Not to dampen anyone’s spirits, but there is no way – zero, nil, null – the Celtics choke away game five in vs (OOPS; KNEW THAT) Atlanta. Smells like a 25-point rout. But the mere fact they have to play it makes you wonder about the Cavs chances in the next round, right?

Los Angeles 107, Denver 101: Carmelo Anthony is lucky he went to Syracuse for a year, right? Because the National Title is the only thing saving him from this embarrassment: five years in the NBA, five first-round playoff exits. Two losses to the Spurs, and one to the Lakers, but there are also defeats against the Clippers and T-Wolves. He shot just 36 percent in this series, and had 12 turnovers and eight assists. Kobe (31 points) abused Kenyon Martin down the stretch and the Lakers pulled away (and covered by one measly point).

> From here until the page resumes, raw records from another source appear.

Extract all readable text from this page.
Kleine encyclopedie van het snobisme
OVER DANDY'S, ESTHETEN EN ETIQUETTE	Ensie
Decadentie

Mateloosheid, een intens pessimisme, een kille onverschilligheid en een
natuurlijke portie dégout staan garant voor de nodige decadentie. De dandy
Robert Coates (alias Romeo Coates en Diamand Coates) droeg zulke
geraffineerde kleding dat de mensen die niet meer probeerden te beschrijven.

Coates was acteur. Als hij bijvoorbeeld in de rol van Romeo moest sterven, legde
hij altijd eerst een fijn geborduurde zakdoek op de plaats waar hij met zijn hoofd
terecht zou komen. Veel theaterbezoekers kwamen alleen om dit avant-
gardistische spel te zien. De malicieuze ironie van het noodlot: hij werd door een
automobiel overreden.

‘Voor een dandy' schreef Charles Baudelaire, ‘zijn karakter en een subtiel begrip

Orlando 102, Toronto 94: The much-maligned Magic backcourt of Jameer Nelson and Maurice Evans combined for 31 points – offsetting a 1-for-10 from three night from Rashard Lewis and Hedo, combined – and Dwight was Dwight and the Magic are second-round bound. The Magic dominated the glass – Howard collected 10 offensive boards, which was more than the entire Raptors team – by a 55-37 margin, and we’ll be pulling for them in the second round. Howard, who remember is only 22 years old, went for 21 points and 21 rebounds, his third 20-20 game in the series. Dayum.